Por Maria Fernanda Romero (INCQS/Fiocruz)
Um dos pontos altos da semana de celebração dos 44 anos do Instituto Nacional de Controle de Qualidade em Saúde (INCQS/Fiocruz), no dia 4 de setembro - data oficial de aniversário do instituto - foi a palestra do Dr. Gonzalo Vecina. Em uma de suas falas, Vecina destacou a relevância do INCQS como um dos pilares técnicos e científicos que sustentam a vigilância sanitária brasileira e reforçou a importância da instituição na formulação e execução de políticas públicas de saúde. Dr. Gonzalo Vecina é médico e sanitarista, fundador e ex-presidente da Agência Nacional de Vigilância Sanitária (Anvisa) e participante da Reforma Sanitária.
Dr. Vecina ressaltou a relevância do INCQS/Fiocruz como guardião da qualidade de produtos e parte dos serviços entregues à sociedade, reforçando que a instituição é pilar técnico-científico da vigilância sanitária no Brasil. Ele indicou que a vigilância sanitária deve ser compreendida em seus múltiplos atributos: segurança, eficácia, qualidade, construção do acesso e relação com a atividade econômica. "Não existe nada 100% seguro e nada 100% eficaz. O papel da vigilância é administrar riscos, evitando que se transformem em danos à saúde da população”, destacou.

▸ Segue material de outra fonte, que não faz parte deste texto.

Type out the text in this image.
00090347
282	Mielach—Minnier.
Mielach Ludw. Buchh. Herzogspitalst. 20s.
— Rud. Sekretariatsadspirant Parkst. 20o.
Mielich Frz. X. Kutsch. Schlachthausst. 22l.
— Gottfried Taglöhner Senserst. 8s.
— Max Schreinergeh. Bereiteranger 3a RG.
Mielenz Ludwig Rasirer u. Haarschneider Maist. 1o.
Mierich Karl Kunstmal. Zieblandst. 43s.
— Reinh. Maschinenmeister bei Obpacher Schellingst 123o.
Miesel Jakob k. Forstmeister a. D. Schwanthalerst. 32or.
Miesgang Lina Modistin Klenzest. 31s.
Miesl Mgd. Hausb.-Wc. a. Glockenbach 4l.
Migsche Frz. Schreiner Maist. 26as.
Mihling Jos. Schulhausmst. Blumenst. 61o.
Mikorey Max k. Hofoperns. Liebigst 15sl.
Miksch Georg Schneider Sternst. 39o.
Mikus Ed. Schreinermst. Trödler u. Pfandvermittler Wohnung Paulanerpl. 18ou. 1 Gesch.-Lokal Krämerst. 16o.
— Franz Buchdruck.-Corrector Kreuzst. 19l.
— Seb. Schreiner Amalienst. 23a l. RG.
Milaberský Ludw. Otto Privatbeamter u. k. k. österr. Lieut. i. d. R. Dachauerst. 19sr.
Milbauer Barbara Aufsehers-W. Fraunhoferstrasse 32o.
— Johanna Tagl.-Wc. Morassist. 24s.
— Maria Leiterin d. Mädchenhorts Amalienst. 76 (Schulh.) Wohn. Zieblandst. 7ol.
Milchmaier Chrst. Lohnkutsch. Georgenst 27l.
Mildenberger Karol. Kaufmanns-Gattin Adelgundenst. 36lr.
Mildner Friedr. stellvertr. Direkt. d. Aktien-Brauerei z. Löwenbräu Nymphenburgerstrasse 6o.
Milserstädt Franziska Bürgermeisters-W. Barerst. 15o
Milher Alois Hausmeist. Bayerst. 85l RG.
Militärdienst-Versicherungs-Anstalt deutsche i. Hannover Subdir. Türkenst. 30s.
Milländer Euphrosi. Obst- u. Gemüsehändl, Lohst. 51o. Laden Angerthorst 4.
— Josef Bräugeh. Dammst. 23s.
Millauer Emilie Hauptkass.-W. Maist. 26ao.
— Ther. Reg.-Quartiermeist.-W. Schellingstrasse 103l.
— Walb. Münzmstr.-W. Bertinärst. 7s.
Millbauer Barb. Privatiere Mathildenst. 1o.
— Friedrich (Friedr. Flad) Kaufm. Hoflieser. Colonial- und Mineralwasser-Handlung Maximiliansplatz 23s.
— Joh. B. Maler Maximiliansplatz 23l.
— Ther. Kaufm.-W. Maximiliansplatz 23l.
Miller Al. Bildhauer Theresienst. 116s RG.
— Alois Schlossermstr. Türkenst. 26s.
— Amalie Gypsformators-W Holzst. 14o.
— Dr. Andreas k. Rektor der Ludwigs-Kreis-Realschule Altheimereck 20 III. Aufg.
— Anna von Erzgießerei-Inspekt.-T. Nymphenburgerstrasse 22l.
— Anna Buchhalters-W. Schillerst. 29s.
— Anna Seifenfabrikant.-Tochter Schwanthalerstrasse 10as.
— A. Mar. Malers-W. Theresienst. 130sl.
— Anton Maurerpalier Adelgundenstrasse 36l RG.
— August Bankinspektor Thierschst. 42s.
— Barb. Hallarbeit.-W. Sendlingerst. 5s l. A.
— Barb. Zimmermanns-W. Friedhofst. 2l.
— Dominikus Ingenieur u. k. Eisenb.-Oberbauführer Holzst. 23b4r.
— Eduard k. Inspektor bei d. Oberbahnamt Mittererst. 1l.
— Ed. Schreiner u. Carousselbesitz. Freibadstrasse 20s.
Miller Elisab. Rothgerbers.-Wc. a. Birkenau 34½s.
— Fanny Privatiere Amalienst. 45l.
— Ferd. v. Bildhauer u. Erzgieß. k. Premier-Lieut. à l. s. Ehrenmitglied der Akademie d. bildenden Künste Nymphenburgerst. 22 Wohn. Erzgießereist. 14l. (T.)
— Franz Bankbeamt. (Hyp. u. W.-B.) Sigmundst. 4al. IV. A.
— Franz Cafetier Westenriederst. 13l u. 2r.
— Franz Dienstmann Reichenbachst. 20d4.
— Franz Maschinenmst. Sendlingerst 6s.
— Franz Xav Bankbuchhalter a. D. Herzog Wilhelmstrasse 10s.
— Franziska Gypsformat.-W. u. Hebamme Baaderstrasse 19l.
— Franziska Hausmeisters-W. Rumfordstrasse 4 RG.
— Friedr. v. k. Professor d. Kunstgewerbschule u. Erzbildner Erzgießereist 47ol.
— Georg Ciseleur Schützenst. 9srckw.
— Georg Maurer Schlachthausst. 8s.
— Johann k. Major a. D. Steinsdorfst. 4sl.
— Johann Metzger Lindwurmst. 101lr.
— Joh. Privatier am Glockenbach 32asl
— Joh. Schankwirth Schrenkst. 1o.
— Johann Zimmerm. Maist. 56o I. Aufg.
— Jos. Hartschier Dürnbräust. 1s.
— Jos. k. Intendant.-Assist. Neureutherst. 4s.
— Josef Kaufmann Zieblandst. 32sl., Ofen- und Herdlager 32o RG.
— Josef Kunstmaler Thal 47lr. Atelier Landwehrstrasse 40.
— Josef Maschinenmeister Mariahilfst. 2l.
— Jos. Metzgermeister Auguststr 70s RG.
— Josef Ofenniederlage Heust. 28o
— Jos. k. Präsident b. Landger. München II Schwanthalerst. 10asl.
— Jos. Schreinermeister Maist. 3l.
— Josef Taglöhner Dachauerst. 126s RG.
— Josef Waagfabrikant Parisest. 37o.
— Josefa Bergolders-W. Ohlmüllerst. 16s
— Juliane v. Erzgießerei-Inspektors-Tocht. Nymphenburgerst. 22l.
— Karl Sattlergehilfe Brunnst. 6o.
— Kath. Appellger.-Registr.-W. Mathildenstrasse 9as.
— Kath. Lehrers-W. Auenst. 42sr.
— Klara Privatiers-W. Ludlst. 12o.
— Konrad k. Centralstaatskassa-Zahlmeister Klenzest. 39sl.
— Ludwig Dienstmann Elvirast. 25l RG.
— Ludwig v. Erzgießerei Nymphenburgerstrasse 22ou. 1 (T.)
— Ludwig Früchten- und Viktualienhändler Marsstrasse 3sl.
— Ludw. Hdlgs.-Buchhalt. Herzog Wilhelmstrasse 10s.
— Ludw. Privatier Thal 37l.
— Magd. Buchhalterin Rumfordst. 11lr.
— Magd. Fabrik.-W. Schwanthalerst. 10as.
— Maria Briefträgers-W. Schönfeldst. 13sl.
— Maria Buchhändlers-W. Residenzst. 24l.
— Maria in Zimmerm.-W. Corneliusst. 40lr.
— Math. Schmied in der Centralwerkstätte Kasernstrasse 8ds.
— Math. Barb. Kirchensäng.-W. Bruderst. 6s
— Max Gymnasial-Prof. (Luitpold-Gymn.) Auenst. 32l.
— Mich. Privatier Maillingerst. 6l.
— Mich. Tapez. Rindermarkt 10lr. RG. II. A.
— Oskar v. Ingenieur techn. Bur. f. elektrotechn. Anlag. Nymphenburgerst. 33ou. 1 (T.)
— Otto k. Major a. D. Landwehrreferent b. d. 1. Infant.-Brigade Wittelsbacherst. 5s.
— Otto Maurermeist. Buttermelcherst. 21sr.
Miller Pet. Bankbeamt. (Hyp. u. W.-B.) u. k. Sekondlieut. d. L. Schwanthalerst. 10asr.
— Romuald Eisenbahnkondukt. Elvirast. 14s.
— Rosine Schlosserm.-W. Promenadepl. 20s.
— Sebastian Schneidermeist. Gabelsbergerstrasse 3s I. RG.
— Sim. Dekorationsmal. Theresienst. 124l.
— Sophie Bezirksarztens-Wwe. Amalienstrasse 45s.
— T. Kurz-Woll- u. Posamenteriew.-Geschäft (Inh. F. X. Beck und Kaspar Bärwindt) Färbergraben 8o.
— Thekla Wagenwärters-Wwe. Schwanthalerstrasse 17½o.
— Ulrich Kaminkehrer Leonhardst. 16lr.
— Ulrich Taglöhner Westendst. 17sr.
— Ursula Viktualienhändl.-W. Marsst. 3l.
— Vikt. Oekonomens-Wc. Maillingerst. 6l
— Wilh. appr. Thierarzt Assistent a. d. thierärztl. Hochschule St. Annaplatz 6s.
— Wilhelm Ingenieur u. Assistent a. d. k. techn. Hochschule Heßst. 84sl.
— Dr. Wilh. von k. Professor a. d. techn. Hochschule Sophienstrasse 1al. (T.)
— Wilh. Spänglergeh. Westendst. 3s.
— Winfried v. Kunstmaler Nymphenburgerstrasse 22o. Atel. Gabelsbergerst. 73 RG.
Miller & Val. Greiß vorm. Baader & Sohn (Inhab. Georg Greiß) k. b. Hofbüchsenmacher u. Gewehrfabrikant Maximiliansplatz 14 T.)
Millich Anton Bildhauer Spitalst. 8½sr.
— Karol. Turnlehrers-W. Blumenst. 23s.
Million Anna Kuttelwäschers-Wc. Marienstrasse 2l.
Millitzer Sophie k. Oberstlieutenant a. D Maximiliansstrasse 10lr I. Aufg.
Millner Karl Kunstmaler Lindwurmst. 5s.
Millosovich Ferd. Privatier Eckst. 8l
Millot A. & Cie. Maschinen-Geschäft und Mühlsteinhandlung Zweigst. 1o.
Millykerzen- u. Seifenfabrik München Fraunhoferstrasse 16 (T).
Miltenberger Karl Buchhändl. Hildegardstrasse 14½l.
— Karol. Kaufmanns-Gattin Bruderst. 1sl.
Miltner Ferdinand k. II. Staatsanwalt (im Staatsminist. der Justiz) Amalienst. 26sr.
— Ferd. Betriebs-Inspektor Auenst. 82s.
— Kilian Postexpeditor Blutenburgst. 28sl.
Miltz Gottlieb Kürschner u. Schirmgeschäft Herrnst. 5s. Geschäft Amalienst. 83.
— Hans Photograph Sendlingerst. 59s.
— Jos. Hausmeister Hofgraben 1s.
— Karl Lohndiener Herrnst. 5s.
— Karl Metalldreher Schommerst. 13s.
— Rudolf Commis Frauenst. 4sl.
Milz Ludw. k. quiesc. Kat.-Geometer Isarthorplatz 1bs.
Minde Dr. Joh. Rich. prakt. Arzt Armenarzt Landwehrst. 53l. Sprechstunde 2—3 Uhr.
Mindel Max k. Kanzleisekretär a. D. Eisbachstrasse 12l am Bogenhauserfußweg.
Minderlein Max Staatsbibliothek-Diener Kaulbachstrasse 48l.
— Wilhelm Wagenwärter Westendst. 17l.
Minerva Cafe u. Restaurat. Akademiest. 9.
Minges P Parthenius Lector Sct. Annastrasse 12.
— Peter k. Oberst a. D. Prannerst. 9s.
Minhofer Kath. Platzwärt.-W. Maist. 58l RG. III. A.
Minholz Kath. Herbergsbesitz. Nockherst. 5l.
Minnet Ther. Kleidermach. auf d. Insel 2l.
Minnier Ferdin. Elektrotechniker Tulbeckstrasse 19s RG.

Vecina também enfatizou que a qualidade não pode ser relativa e que o INCQS desempenha papel essencial nesse processo. “A Qualidade não é mais ou menos. Qualidade é simplesmente o atributo de ser igual ao que eu quero que ele seja. Laboratórios de controle da qualidade são onde nascem o conhecimento transformador, que se torna instrumento da vigilância sanitária. Parte desse conhecimento nasce justamente em centros como o INCQS, que estão no cerne da vigilância sanitária brasileira”, afirmou.
O palestrante apontou ainda que a epidemiologia da vigilância sanitária é fundamental para compreender e agir diante dos riscos. Para isso, a cooperação com universidades e empresas precisa ocorrer com absoluta transparência: “A indústria tem interesses específicos, mas a nossa responsabilidade é trabalhar de forma clara e aberta, compartilhando informações que diminuam a probabilidade de ocorrência de danos”, explicou.
Ao refletir sobre o futuro, Vecina afirmou que o RNA mensageiro (mRNA, na sigla em inglês - tipo de molécula produzida naturalmente pelas células do nosso corpo) desponta como uma nova fronteira terapêutica e reforçou a necessidade de inovação contínua na vigilância sanitária. “Temos sempre que fazer mais e melhor. Para mudarmos, não adianta fazer o mesmo todo dia”, provocou. Ele concluiu destacando o papel central das pessoas nesse processo: “Nada se faz sem gente. Gente é fundamental".